Based on the initial visual results, I will continue with this approach for the rest of the areas this summer.  I still consider this an experiment even though results look very promising.  If this hack and squirt method works as it appears it is, the cost, time savings, and low impact on the land of this process will be significant as compared to bulldozing down the trees prior to planting oaks.  I’ll keep you posted

Word of Caution.  Before using hack and squirt method for killing trees,  read and follow the herbicide labels to understand all the directions, precautions, and restrictions for there are many considerations beyond what I have described.  Pay particular attention to the sections which discuss the potential for injuring adjacent desirable trees which may have root grafted with the tree you are applying hack and squirt treatments.

 

 

Comments

I got sections that are overrun with thorny locust trees, this sounds like a possible solution.  I have been little by little cutting them down - what a frickin mess when them thorn trees come down Do you think drilling holes would work just as good or does the 45 hatchet cut have something to do with it?
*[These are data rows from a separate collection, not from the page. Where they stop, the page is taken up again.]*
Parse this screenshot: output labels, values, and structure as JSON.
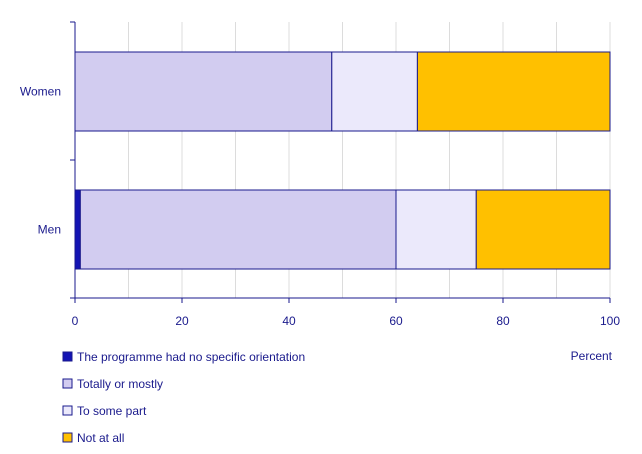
{
  "chart_data": {
    "type": "bar",
    "orientation": "horizontal",
    "stacked": true,
    "categories": [
      "Women",
      "Men"
    ],
    "series": [
      {
        "name": "The programme had no specific orientation",
        "values": [
          0,
          1
        ],
        "color": "#1414b4"
      },
      {
        "name": "Totally or mostly",
        "values": [
          48,
          59
        ],
        "color": "#d2ccf0"
      },
      {
        "name": "To some part",
        "values": [
          16,
          15
        ],
        "color": "#ebe9fb"
      },
      {
        "name": "Not at all",
        "values": [
          36,
          25
        ],
        "color": "#ffc000"
      }
    ],
    "xlim": [
      0,
      100
    ],
    "xticks": [
      0,
      20,
      40,
      60,
      80,
      100
    ],
    "xlabel": "Percent",
    "grid": "vertical",
    "legend": "bottom-left"
  }
}
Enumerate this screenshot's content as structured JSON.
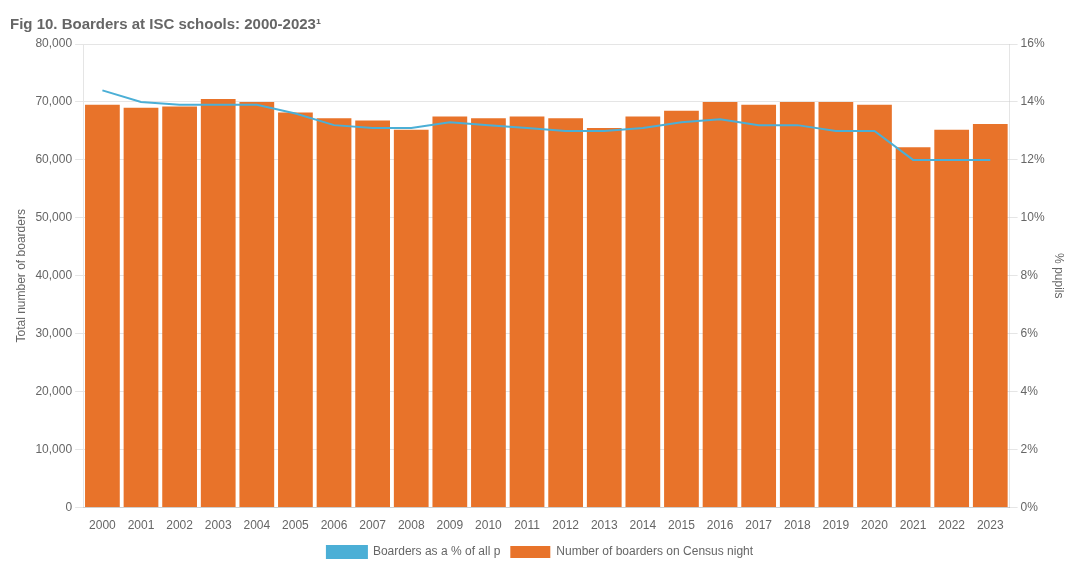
{
  "chart_data": {
    "type": "bar",
    "title": "Fig 10. Boarders at ISC schools: 2000-2023¹",
    "categories": [
      2000,
      2001,
      2002,
      2003,
      2004,
      2005,
      2006,
      2007,
      2008,
      2009,
      2010,
      2011,
      2012,
      2013,
      2014,
      2015,
      2016,
      2017,
      2018,
      2019,
      2020,
      2021,
      2022,
      2023
    ],
    "series": [
      {
        "name": "Number of boarders on Census night",
        "type": "bar",
        "color": "#E8732A",
        "values": [
          69500,
          69000,
          69200,
          70500,
          70000,
          68200,
          67200,
          66800,
          65200,
          67500,
          67200,
          67500,
          67200,
          65500,
          67500,
          68500,
          70000,
          69500,
          70000,
          70000,
          69500,
          62200,
          65200,
          66200
        ]
      },
      {
        "name": "Boarders as a % of all p",
        "type": "line",
        "color": "#4BAFD6",
        "axis": "y2",
        "values": [
          14.4,
          14.0,
          13.9,
          13.9,
          13.9,
          13.6,
          13.2,
          13.1,
          13.1,
          13.3,
          13.2,
          13.1,
          13.0,
          13.0,
          13.1,
          13.3,
          13.4,
          13.2,
          13.2,
          13.0,
          13.0,
          12.0,
          12.0,
          12.0
        ]
      }
    ],
    "ylabel": "Total number of boarders",
    "y2label": "% pupils",
    "ylim": [
      0,
      80000
    ],
    "yticks": [
      0,
      {
        "value": 10000,
        "label": "10,000"
      },
      {
        "value": 20000,
        "label": "20,000"
      },
      {
        "value": 30000,
        "label": "30,000"
      },
      {
        "value": 40000,
        "label": "40,000"
      },
      {
        "value": 50000,
        "label": "50,000"
      },
      {
        "value": 60000,
        "label": "60,000"
      },
      {
        "value": 70000,
        "label": "70,000"
      },
      {
        "value": 80000,
        "label": "80,000"
      }
    ],
    "y2lim": [
      0,
      16
    ],
    "y2ticks": [
      {
        "value": 0,
        "label": "0%"
      },
      {
        "value": 2,
        "label": "2%"
      },
      {
        "value": 4,
        "label": "4%"
      },
      {
        "value": 6,
        "label": "6%"
      },
      {
        "value": 8,
        "label": "8%"
      },
      {
        "value": 10,
        "label": "10%"
      },
      {
        "value": 12,
        "label": "12%"
      },
      {
        "value": 14,
        "label": "14%"
      },
      {
        "value": 16,
        "label": "16%"
      }
    ],
    "grid": true,
    "legend": "bottom"
  }
}
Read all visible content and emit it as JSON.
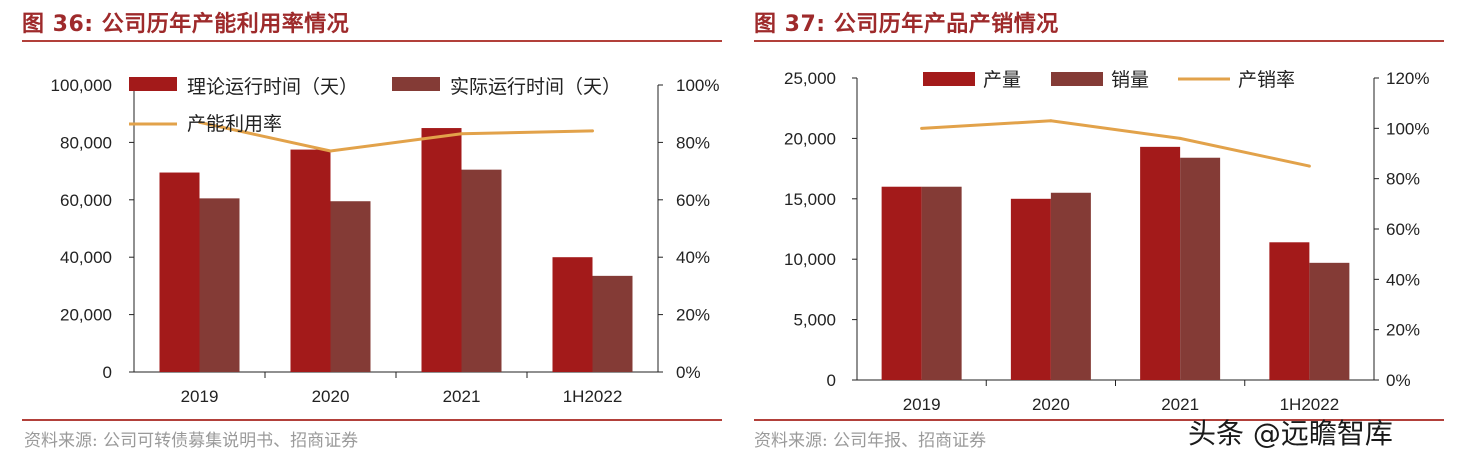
{
  "left": {
    "title": "图 36:  公司历年产能利用率情况",
    "source": "资料来源:  公司可转债募集说明书、招商证券"
  },
  "right": {
    "title": "图 37:  公司历年产品产销情况",
    "source": "资料来源:  公司年报、招商证券"
  },
  "watermark": "头条 @远瞻智库",
  "chart_data": [
    {
      "type": "bar",
      "categories": [
        "2019",
        "2020",
        "2021",
        "1H2022"
      ],
      "series": [
        {
          "name": "理论运行时间（天）",
          "axis": "left",
          "values": [
            69500,
            77500,
            85000,
            40000
          ],
          "color": "#a31a1a"
        },
        {
          "name": "实际运行时间（天）",
          "axis": "left",
          "values": [
            60500,
            59500,
            70500,
            33500
          ],
          "color": "#843b36"
        },
        {
          "name": "产能利用率",
          "type": "line",
          "axis": "right",
          "values": [
            0.87,
            0.77,
            0.83,
            0.84
          ],
          "color": "#e2a24a"
        }
      ],
      "y_ticks": [
        "100,000",
        "80,000",
        "60,000",
        "40,000",
        "20,000",
        "0"
      ],
      "y_ticks_right": [
        "100%",
        "80%",
        "60%",
        "40%",
        "20%",
        "0%"
      ],
      "ylim": [
        0,
        100000
      ],
      "ylim_right": [
        0,
        1.0
      ],
      "legend_position": "top"
    },
    {
      "type": "bar",
      "categories": [
        "2019",
        "2020",
        "2021",
        "1H2022"
      ],
      "series": [
        {
          "name": "产量",
          "axis": "left",
          "values": [
            16000,
            15000,
            19300,
            11400
          ],
          "color": "#a31a1a"
        },
        {
          "name": "销量",
          "axis": "left",
          "values": [
            16000,
            15500,
            18400,
            9700
          ],
          "color": "#843b36"
        },
        {
          "name": "产销率",
          "type": "line",
          "axis": "right",
          "values": [
            1.0,
            1.03,
            0.96,
            0.85
          ],
          "color": "#e2a24a"
        }
      ],
      "y_ticks": [
        "25,000",
        "20,000",
        "15,000",
        "10,000",
        "5,000",
        "0"
      ],
      "y_ticks_right": [
        "120%",
        "100%",
        "80%",
        "60%",
        "40%",
        "20%",
        "0%"
      ],
      "ylim": [
        0,
        25000
      ],
      "ylim_right": [
        0,
        1.2
      ],
      "legend_position": "top"
    }
  ]
}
Posted by BIGPOND on April 20

  Be great if I could get rid of locust and honeysuckle and not have them, just send up sprouts again

Posted by joecarver on April 20

BigPond…don’t drill.  Stay with 45 degree hack for it exposes more of the trees living vascular tissue which is just below the bark.  Because of your comments about thorns, I am assuming you have honey locust vs. black locust.  Honey locust has the long thorns on the truck. Just knock them off the hatchet and then make your 45 degree hack to the trunk. Black locust has thorns as well but they are not long or on the trunk like HL.  With both of the locust species, Tordon herbicide is your best choice for hack and squirt.  Check this link out on hack and squirt for locust. http://www.fototime.com/ftweb/bin/ft.dll/pictures?userid=FC69F46684CD40FA920801184A19ACD0

Kevin Hahn

 

Posted by Cooper on April 20

I have a real big tree in my backyard and don’t have the money to have it professionally cut down. It is very messy and my neighbor has complained to me about it and I get it I hate it too but don’t have the money to do it. Then I read your thread about hack n squirt and am excited that I can do this. I’m just wondering about the results. I just want to make sure that the tree won’t fall over on my house, it will just lose its leaves and die.